Let's merge this and open issues for the relevant remarks we've made in the PR.
Main points I have in mind at the moment are:
- re-organize the files to match ISO C++ library design
- move the
mpinamespace behindExperimental
First part of #100
Introduce
TransportCommunicationSpaceconceptThis is all modeled after Kokkos Core execution spaces.
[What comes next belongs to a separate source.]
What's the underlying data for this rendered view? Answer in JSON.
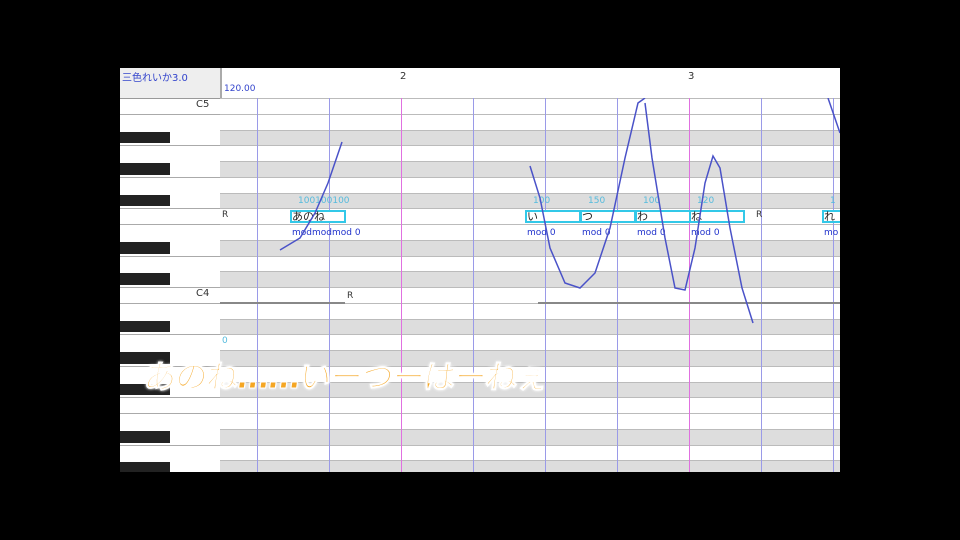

Each will have its own subdirectory under src (like Kokkos' backends). The interface that each comm space needs to implement is a struct. For example,
Irecv, fromKokkosComm_fwd.hpp:Why a
struct? Because in practice what this means is that the comm space will have a partial specialization (not allowed for functions) that looks like this (frommpi/KokkosComm_mpi_irecv.hpp):Where
Mpiis astructin theKokkosCommnamespace, analogous to e.g.Kokkos::Cuda. A Serial transport would have a correspondingNCCL would have
and so on.
To support this, a lot of the include structure needs to be refined and adjusted to more closely match how Kokkos Core does it.
Future work:
Introduce a
KokkosComm::HandleThis hides the CommunicationSpace details from the KokkosComm interface. It's specialized on each CommunicationSpace. For MPI, this holds a Kokkos execution space instance and an MPI communicator.
Reduce main interface to 3 functions:
Move MPI-specific wrappers to
mpinamespaceThis is so we can still have useful MPI interop stuff but it's not part of the "blessed" interface
Update unit tests and perf tests for new layout
Many unit-tests are now MPI specific. All perf_tests are only built if MPI is built (this could be revisited when other Transports are done).
Move
CommModeand related interfaces tompinamespaceThis is MPI-specific stuff. I also made the CommMode stuff more canonically C++
ReadyCommMode -> CommModeReadyAdd some additional support for non-contiguous views along existing lines
A
Req<Mpi>knows how to keep track of some lambda functions it can call after MPI_Wait (e.g. to unpack the result of an MPI_IRecv).Grab-bag
req.wait->KokkosComm::wait(req);wait_anyandwait_all.